Answer by tchen · Dec 04, 2010 at 08:02 AM
Subdivide your grid world into groups. 10x10 sized chunks for instance. Render those to texture as their component tiles change. And then from that, render your 400 set of chunks. That's still a lot of draw calls, so I'd probably group them even more. Try 20x20 size chunks?
Answer by duck · Nov 19, 2010 at 10:04 AM
For this kind of thing, normally, you'd probably want to generate grid mesh procedurally in code, where each grid tile is a 2-tri quad with unique vertices (not shared with its neighbours).
You'd then put every texture option on to a single large texture (a.k.a. a "Texture Atlas").
Finally, you'd adjust the UV coordinates for each quad so that it displays the correct portion of the texture atlas - which means it would display the correct tile out of your selection of tiles.
However Unity (like many other game engines) has a maximum limit of 65536 vertices per mesh, and for 200x200 tiles x 4 vertices each, this gives you 160,000 vertices, so this throws a spanner in the works.
If your design is flexible enough to change the grid size down to about 120x120 instead of 200x200, this solution could work for you.
If not, you'll have to start with the above method, but modify it so that it breaks it up into a number of separate meshes so that each individual mesh doesn't exceed the maximum vertices.
Doesn't adjusting the UV coordinates involve updating the entire mesh, which as I recall is not an entirely cheap operation? We have to change it a little bit every frame.

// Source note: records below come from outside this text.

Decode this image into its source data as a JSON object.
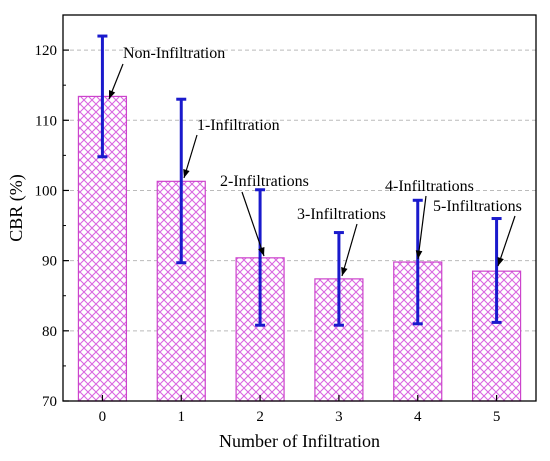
{
  "chart_data": {
    "type": "bar",
    "xlabel": "Number of Infiltration",
    "ylabel": "CBR (%)",
    "ylim": [
      70,
      125
    ],
    "yticks": [
      70,
      80,
      90,
      100,
      110,
      120
    ],
    "categories": [
      "0",
      "1",
      "2",
      "3",
      "4",
      "5"
    ],
    "values": [
      113.4,
      101.3,
      90.4,
      87.4,
      89.8,
      88.5
    ],
    "error_upper": [
      122.0,
      113.0,
      100.1,
      94.0,
      98.6,
      96.0
    ],
    "error_lower": [
      104.8,
      89.7,
      80.8,
      80.8,
      81.0,
      81.2
    ],
    "annotations": [
      "Non-Infiltration",
      "1-Infiltration",
      "2-Infiltrations",
      "3-Infiltrations",
      "4-Infiltrations",
      "5-Infiltrations"
    ],
    "grid": "horizontal dashed",
    "bar_fill": "magenta crosshatch",
    "colors": {
      "bar_hatch": "#d966e0",
      "bar_edge": "#cc44cc",
      "error_bar": "#1a1acc",
      "grid": "#bbbbbb"
    }
  }
}
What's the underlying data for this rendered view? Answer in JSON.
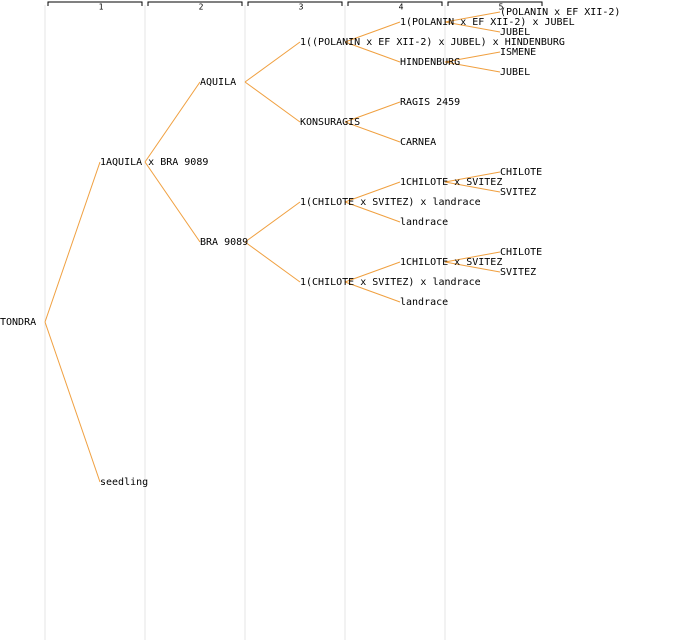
{
  "columns": [
    "1",
    "2",
    "3",
    "4",
    "5"
  ],
  "tree": {
    "label": "TONDRA",
    "children": [
      {
        "label": "1AQUILA x BRA 9089",
        "children": [
          {
            "label": "AQUILA",
            "children": [
              {
                "label": "1((POLANIN x EF XII-2) x JUBEL) x HINDENBURG",
                "children": [
                  {
                    "label": "1(POLANIN x EF XII-2) x JUBEL",
                    "children": [
                      {
                        "label": "(POLANIN x EF XII-2)"
                      },
                      {
                        "label": "JUBEL"
                      }
                    ]
                  },
                  {
                    "label": "HINDENBURG",
                    "children": [
                      {
                        "label": "ISMENE"
                      },
                      {
                        "label": "JUBEL"
                      }
                    ]
                  }
                ]
              },
              {
                "label": "KONSURAGIS",
                "children": [
                  {
                    "label": "RAGIS 2459"
                  },
                  {
                    "label": "CARNEA"
                  }
                ]
              }
            ]
          },
          {
            "label": "BRA 9089",
            "children": [
              {
                "label": "1(CHILOTE x SVITEZ) x landrace",
                "children": [
                  {
                    "label": "1CHILOTE x SVITEZ",
                    "children": [
                      {
                        "label": "CHILOTE"
                      },
                      {
                        "label": "SVITEZ"
                      }
                    ]
                  },
                  {
                    "label": "landrace"
                  }
                ]
              },
              {
                "label": "1(CHILOTE x SVITEZ) x landrace",
                "children": [
                  {
                    "label": "1CHILOTE x SVITEZ",
                    "children": [
                      {
                        "label": "CHILOTE"
                      },
                      {
                        "label": "SVITEZ"
                      }
                    ]
                  },
                  {
                    "label": "landrace"
                  }
                ]
              }
            ]
          }
        ]
      },
      {
        "label": "seedling"
      }
    ]
  }
}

Duck's answer segment to code/script/programmatically solve the grid generation can not be overstated enough. When you look at a 2D Grid that's out of bounds. Think about a 3D grid (concept) Where every change extends into the depth of the second 2D grid. 3D can be seen as a ton of 2D lines (CAT scan PET scan) you can mimick this in your split-grid if you know a bit of code and numbers.